Stemming from the Thomas J. Dodd Research Center’s human rights education initiative, a new partnership has been established between University of Connecticut’s Neag School of Education, the Upstander Project, and the Mashantucket Pequot Museum. The partnership is called the Upstander Academy, which formally came together last year as a way to practice outreach and human rights education with the community.
The Academy, slated to run from July 31 to Aug. 4, 2017, will explore such content as the Rwandan genocide and the experiences of the indigenous peoples of New England; feature a speaker from the Mashpee Wampanoag Tribe, as well as a speaker from Rwanda; and offer various workshops on creating ways to talk about genocide and reconciliation in the classroom. Teacher’s guides, documentary films, and other materials on human rights and genocide education will be distributed.
“We are so excited for the opportunity to collaborate with Upstander Project again, this time along with the University of Connecticut’s Neag School of Education,” says Jason Mancini, director of the Mashantucket Pequot Museum and Research Center. “Several of our museum educators are alumni, and we are thrilled to deepen our involvement with such impactful educators. We have a great opportunity to pool our resources together with other amazing, like-minded institutions to help equip and compel more people to respond to injustice.”

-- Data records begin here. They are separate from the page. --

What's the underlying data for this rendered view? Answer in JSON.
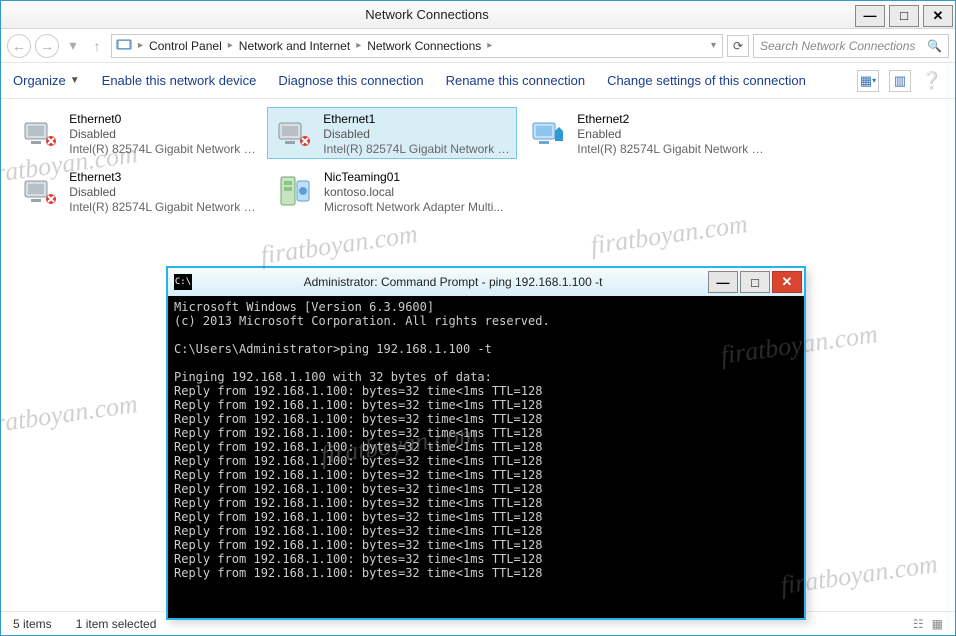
{
  "window": {
    "title": "Network Connections"
  },
  "breadcrumb": {
    "seg1": "Control Panel",
    "seg2": "Network and Internet",
    "seg3": "Network Connections"
  },
  "search": {
    "placeholder": "Search Network Connections"
  },
  "toolbar": {
    "organize": "Organize",
    "disable": "Enable this network device",
    "diagnose": "Diagnose this connection",
    "rename": "Rename this connection",
    "change": "Change settings of this connection"
  },
  "connections": [
    {
      "name": "Ethernet0",
      "status": "Disabled",
      "desc": "Intel(R) 82574L Gigabit Network C..."
    },
    {
      "name": "Ethernet1",
      "status": "Disabled",
      "desc": "Intel(R) 82574L Gigabit Network C..."
    },
    {
      "name": "Ethernet2",
      "status": "Enabled",
      "desc": "Intel(R) 82574L Gigabit Network C..."
    },
    {
      "name": "Ethernet3",
      "status": "Disabled",
      "desc": "Intel(R) 82574L Gigabit Network C..."
    },
    {
      "name": "NicTeaming01",
      "status": "kontoso.local",
      "desc": "Microsoft Network Adapter Multi..."
    }
  ],
  "statusbar": {
    "count": "5 items",
    "selected": "1 item selected"
  },
  "cmd": {
    "title": "Administrator: Command Prompt - ping  192.168.1.100 -t",
    "lines": [
      "Microsoft Windows [Version 6.3.9600]",
      "(c) 2013 Microsoft Corporation. All rights reserved.",
      "",
      "C:\\Users\\Administrator>ping 192.168.1.100 -t",
      "",
      "Pinging 192.168.1.100 with 32 bytes of data:",
      "Reply from 192.168.1.100: bytes=32 time<1ms TTL=128",
      "Reply from 192.168.1.100: bytes=32 time<1ms TTL=128",
      "Reply from 192.168.1.100: bytes=32 time<1ms TTL=128",
      "Reply from 192.168.1.100: bytes=32 time<1ms TTL=128",
      "Reply from 192.168.1.100: bytes=32 time<1ms TTL=128",
      "Reply from 192.168.1.100: bytes=32 time<1ms TTL=128",
      "Reply from 192.168.1.100: bytes=32 time<1ms TTL=128",
      "Reply from 192.168.1.100: bytes=32 time<1ms TTL=128",
      "Reply from 192.168.1.100: bytes=32 time<1ms TTL=128",
      "Reply from 192.168.1.100: bytes=32 time<1ms TTL=128",
      "Reply from 192.168.1.100: bytes=32 time<1ms TTL=128",
      "Reply from 192.168.1.100: bytes=32 time<1ms TTL=128",
      "Reply from 192.168.1.100: bytes=32 time<1ms TTL=128",
      "Reply from 192.168.1.100: bytes=32 time<1ms TTL=128"
    ]
  },
  "watermark": "firatboyan.com"
}
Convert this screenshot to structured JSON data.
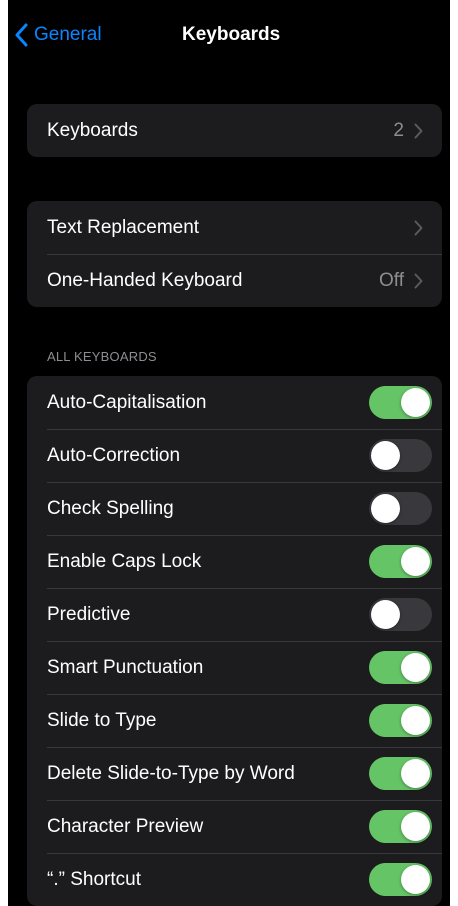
{
  "navbar": {
    "back_label": "General",
    "title": "Keyboards"
  },
  "group1": {
    "rows": [
      {
        "label": "Keyboards",
        "value": "2"
      }
    ]
  },
  "group2": {
    "rows": [
      {
        "label": "Text Replacement",
        "value": ""
      },
      {
        "label": "One-Handed Keyboard",
        "value": "Off"
      }
    ]
  },
  "all_keyboards": {
    "header": "ALL KEYBOARDS",
    "rows": [
      {
        "label": "Auto-Capitalisation",
        "on": true
      },
      {
        "label": "Auto-Correction",
        "on": false
      },
      {
        "label": "Check Spelling",
        "on": false
      },
      {
        "label": "Enable Caps Lock",
        "on": true
      },
      {
        "label": "Predictive",
        "on": false
      },
      {
        "label": "Smart Punctuation",
        "on": true
      },
      {
        "label": "Slide to Type",
        "on": true
      },
      {
        "label": "Delete Slide-to-Type by Word",
        "on": true
      },
      {
        "label": "Character Preview",
        "on": true
      },
      {
        "label": "“.” Shortcut",
        "on": true
      }
    ]
  },
  "colors": {
    "accent": "#0a84ff",
    "toggle_on": "#65c466",
    "toggle_off": "#39393d",
    "cell_background": "#1c1c1e",
    "background": "#000000",
    "secondary_text": "#8d8d92"
  },
  "icons": {
    "back": "chevron-left-icon",
    "disclosure": "chevron-right-icon"
  }
}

“We have a great opportunity to pool our resources together with other amazing, like-minded institutions to help equip and compel more people to respond to injustice.”
— Jason Mancini, director of Mashantucket Pequot Museum and Research Center
The Academy is a professional development opportunity for preservice educators in the Neag School as well as in-service K-12 educators, who can take workshops in genocide and human rights education in order to foster understanding of complex historical and current issues. Its goal is to provide educators with new instructional methods and approaches to teaching genocides and the importance of “upstanders,” defined as “a person who stands up, speaks out, and/or takes action in defense of those who are targeted for harm or injustice” by the Upstander Project’s website.

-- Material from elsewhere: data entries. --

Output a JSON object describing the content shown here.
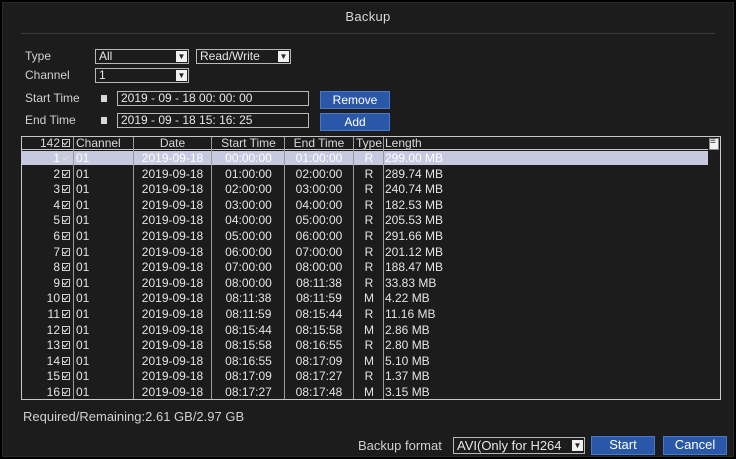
{
  "title": "Backup",
  "filters": {
    "type_label": "Type",
    "type_value": "All",
    "rw_value": "Read/Write",
    "channel_label": "Channel",
    "channel_value": "1",
    "start_label": "Start Time",
    "start_value": "2019 - 09 - 18  00: 00: 00",
    "end_label": "End Time",
    "end_value": "2019 - 09 - 18  15: 16: 25",
    "remove_label": "Remove",
    "add_label": "Add"
  },
  "table": {
    "headers": {
      "count": "142",
      "channel": "Channel",
      "date": "Date",
      "start": "Start Time",
      "end": "End Time",
      "type": "Type",
      "length": "Length"
    },
    "rows": [
      {
        "num": "1",
        "ch": "01",
        "date": "2019-09-18",
        "start": "00:00:00",
        "end": "01:00:00",
        "type": "R",
        "len": "299.00 MB"
      },
      {
        "num": "2",
        "ch": "01",
        "date": "2019-09-18",
        "start": "01:00:00",
        "end": "02:00:00",
        "type": "R",
        "len": "289.74 MB"
      },
      {
        "num": "3",
        "ch": "01",
        "date": "2019-09-18",
        "start": "02:00:00",
        "end": "03:00:00",
        "type": "R",
        "len": "240.74 MB"
      },
      {
        "num": "4",
        "ch": "01",
        "date": "2019-09-18",
        "start": "03:00:00",
        "end": "04:00:00",
        "type": "R",
        "len": "182.53 MB"
      },
      {
        "num": "5",
        "ch": "01",
        "date": "2019-09-18",
        "start": "04:00:00",
        "end": "05:00:00",
        "type": "R",
        "len": "205.53 MB"
      },
      {
        "num": "6",
        "ch": "01",
        "date": "2019-09-18",
        "start": "05:00:00",
        "end": "06:00:00",
        "type": "R",
        "len": "291.66 MB"
      },
      {
        "num": "7",
        "ch": "01",
        "date": "2019-09-18",
        "start": "06:00:00",
        "end": "07:00:00",
        "type": "R",
        "len": "201.12 MB"
      },
      {
        "num": "8",
        "ch": "01",
        "date": "2019-09-18",
        "start": "07:00:00",
        "end": "08:00:00",
        "type": "R",
        "len": "188.47 MB"
      },
      {
        "num": "9",
        "ch": "01",
        "date": "2019-09-18",
        "start": "08:00:00",
        "end": "08:11:38",
        "type": "R",
        "len": "33.83 MB"
      },
      {
        "num": "10",
        "ch": "01",
        "date": "2019-09-18",
        "start": "08:11:38",
        "end": "08:11:59",
        "type": "M",
        "len": "4.22 MB"
      },
      {
        "num": "11",
        "ch": "01",
        "date": "2019-09-18",
        "start": "08:11:59",
        "end": "08:15:44",
        "type": "R",
        "len": "11.16 MB"
      },
      {
        "num": "12",
        "ch": "01",
        "date": "2019-09-18",
        "start": "08:15:44",
        "end": "08:15:58",
        "type": "M",
        "len": "2.86 MB"
      },
      {
        "num": "13",
        "ch": "01",
        "date": "2019-09-18",
        "start": "08:15:58",
        "end": "08:16:55",
        "type": "R",
        "len": "2.80 MB"
      },
      {
        "num": "14",
        "ch": "01",
        "date": "2019-09-18",
        "start": "08:16:55",
        "end": "08:17:09",
        "type": "M",
        "len": "5.10 MB"
      },
      {
        "num": "15",
        "ch": "01",
        "date": "2019-09-18",
        "start": "08:17:09",
        "end": "08:17:27",
        "type": "R",
        "len": "1.37 MB"
      },
      {
        "num": "16",
        "ch": "01",
        "date": "2019-09-18",
        "start": "08:17:27",
        "end": "08:17:48",
        "type": "M",
        "len": "3.15 MB"
      }
    ]
  },
  "footer": {
    "required": "Required/Remaining:2.61 GB/2.97 GB",
    "backup_format_label": "Backup format",
    "backup_format_value": "AVI(Only for H264",
    "start_label": "Start",
    "cancel_label": "Cancel"
  },
  "colors": {
    "selection": "#c6c9df",
    "button": "#2a57a8",
    "background": "#1c1c1c"
  }
}
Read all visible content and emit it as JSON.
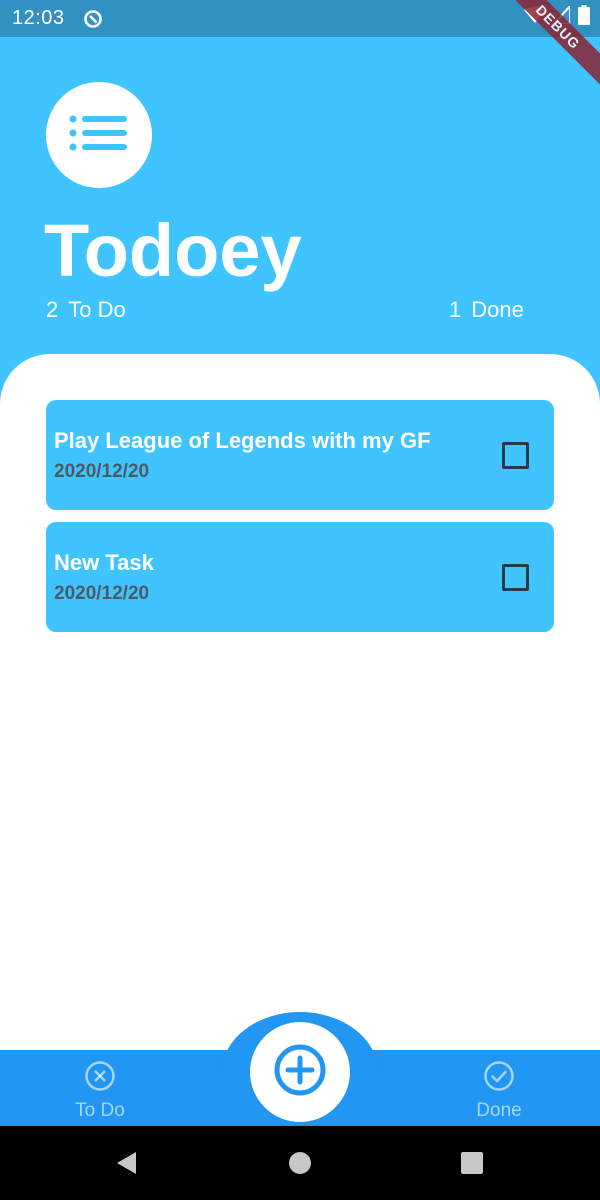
{
  "status_bar": {
    "time": "12:03",
    "icons": [
      "sync-icon",
      "wifi-icon",
      "signal-icon",
      "battery-icon"
    ],
    "debug_banner": "DEBUG"
  },
  "header": {
    "logo_icon": "list-icon",
    "title": "Todoey",
    "todo_count": "2",
    "todo_label": "To Do",
    "done_count": "1",
    "done_label": "Done"
  },
  "tasks": [
    {
      "title": "Play League of Legends with my GF",
      "date": "2020/12/20",
      "checked": false
    },
    {
      "title": "New Task",
      "date": "2020/12/20",
      "checked": false
    }
  ],
  "bottom_nav": {
    "todo_label": "To Do",
    "todo_icon": "close-circle-icon",
    "done_label": "Done",
    "done_icon": "check-circle-icon",
    "fab_icon": "add-circle-icon"
  },
  "system_nav": {
    "icons": [
      "back-icon",
      "home-icon",
      "recents-icon"
    ]
  },
  "colors": {
    "primary": "#40c4ff",
    "nav_bar": "#2196f3",
    "status_bar": "#3391c2",
    "date_text": "#4e5a63",
    "debug_ribbon": "#8b2434"
  }
}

Glenn Mitoma, director of the Dodd Center as well as assistant professor of human rights and curriculum and instruction in the Neag School, has been conducting outreach with the Upstander Project and the Pequot Museum over the past year in order to come up with ways to collaborate.
“Much of their mission overlaps with our mission,” Mitoma says. “It was an important relationship to cultivate.”
The Mashantucket Pequot Museum and Research Center, the Academy’s principal partner, is a nonprofit educational institution that focuses on the history and cultures of Native American tribes in the Northeast. The museum has been working with the Upstander Project by screening its films and helping to continue the human rights discussion. With the inclusion of the Neag School in the partnership, Mitoma says he is “looking at this as an opportunity to build upon the successes of last year.”
Within the Dodd Center’s human rights initiative, Mitoma is in charge of workshops for educators geared toward policy and advocacy, which fits squarely with the partnership, he says. The curriculum is taught using the 2011 United Nations Universal Declaration on Human Rights and focuses on helping educators translate these events into topics that are happening within the classroom today, Mitoma says. The Academy begins and ends at UConn’s Storrs campus, with workshops held at the Mashantucket Pequot Museum in the middle of the week.